Issue Description:
A custom Java application container based on openjdk:8-jdk-alpine fails to start with the error:
library initialization failed - unable to allocate file descriptor table - out of memory
Root Cause:
The Alpine base image uses musl libc, which pre-allocates the file descriptor table at process startup based on the nofile limit. When this limit is set excessively high (e.g., “unlimited” or hundreds of thousands), musl attempts to allocate a large FD table, triggering an out-of-memory error even when system resources are sufficient.

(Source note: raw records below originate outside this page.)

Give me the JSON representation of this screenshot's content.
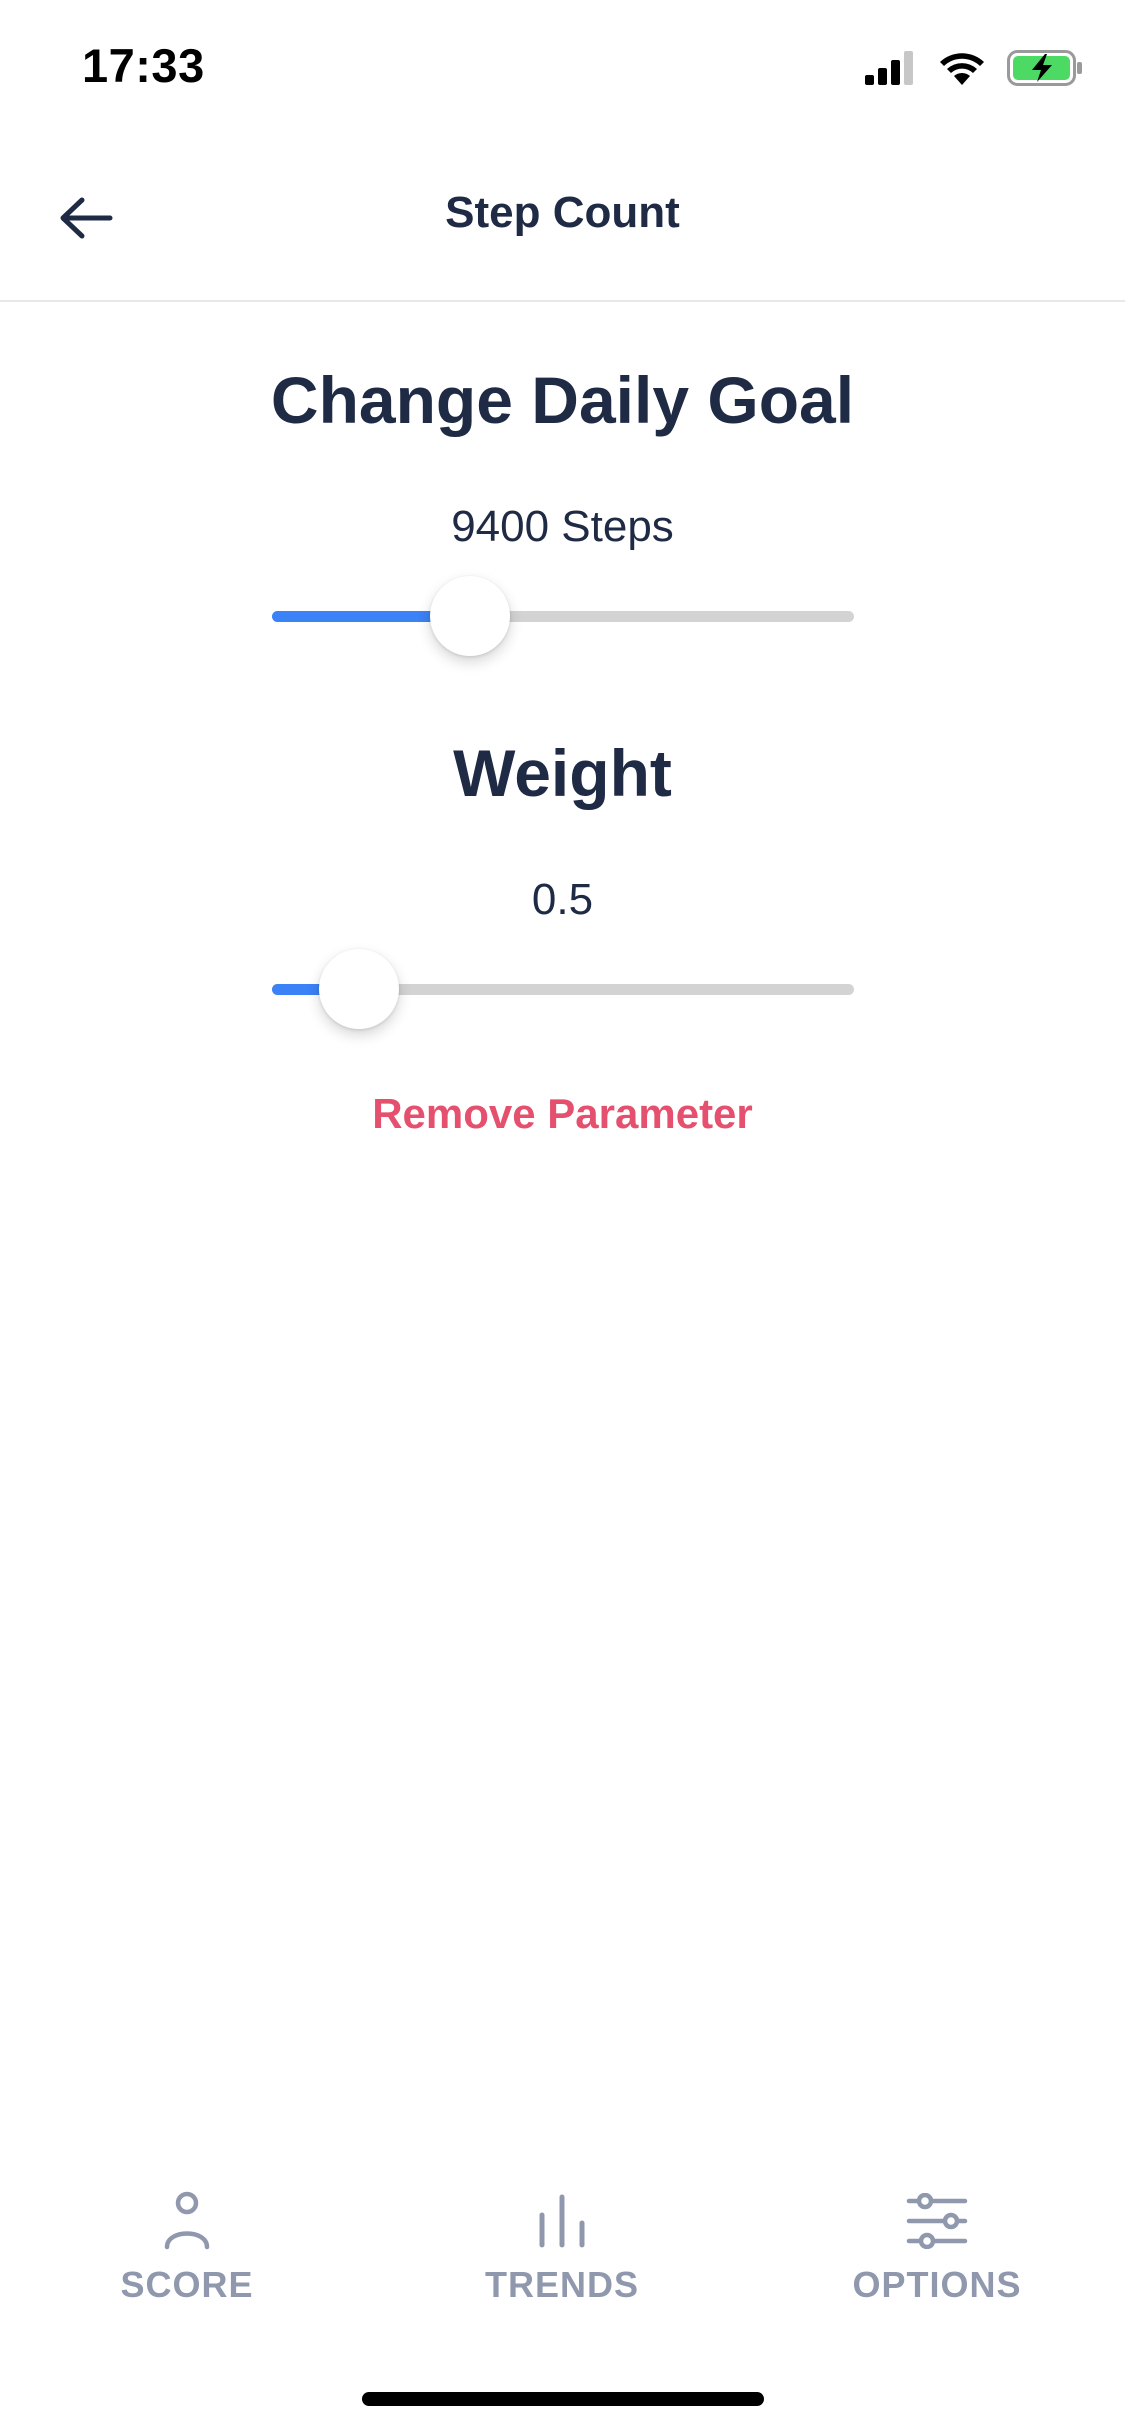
{
  "status_bar": {
    "time": "17:33",
    "icons": [
      "cellular-signal-icon",
      "wifi-icon",
      "battery-charging-icon"
    ],
    "battery_color": "#4cd964"
  },
  "header": {
    "back_icon": "arrow-left-icon",
    "title": "Step Count"
  },
  "goal": {
    "title": "Change Daily Goal",
    "value_label": "9400 Steps",
    "slider_fraction": 0.34
  },
  "weight": {
    "title": "Weight",
    "value_label": "0.5",
    "slider_fraction": 0.15
  },
  "actions": {
    "remove_label": "Remove Parameter"
  },
  "tabs": [
    {
      "label": "SCORE",
      "icon": "person-icon"
    },
    {
      "label": "TRENDS",
      "icon": "bar-chart-icon"
    },
    {
      "label": "OPTIONS",
      "icon": "sliders-icon"
    }
  ],
  "colors": {
    "accent": "#3b82f6",
    "destructive": "#e5506f",
    "text_primary": "#1f2a44",
    "tab_inactive": "#8f98ad",
    "track": "#d3d3d3"
  }
}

Why It Doesn’t Occur in Kubernetes:
Kubernetes runtimes (e.g., containerd) apply more conservative and stable defaults for RLIMIT_NOFILE, avoiding the musl allocation failure. Additionally, Kubernetes typically overrides Dockerfile entrypoints, bypassing problematic shell constructs like nohup and &.
Resolution:
- Replace Alpine base image with a glibc-based JDK image (e.g.,
eclipse-temurin:8-jdk) to avoid musl-related FD allocation behavior. - Simplify
ENTRYPOINTto run Java directly without shell redirection or backgrounding. - Cap
nofileto a reasonable value (e.g.,65535:65535) when running locally via Docker.
Status:
Issue isolated to musl libc behavior under high RLIMIT_NOFILE. Mitigation confirmed via base image switch and Dockerfile cleanup. No impact observed in Kubernetes deployments.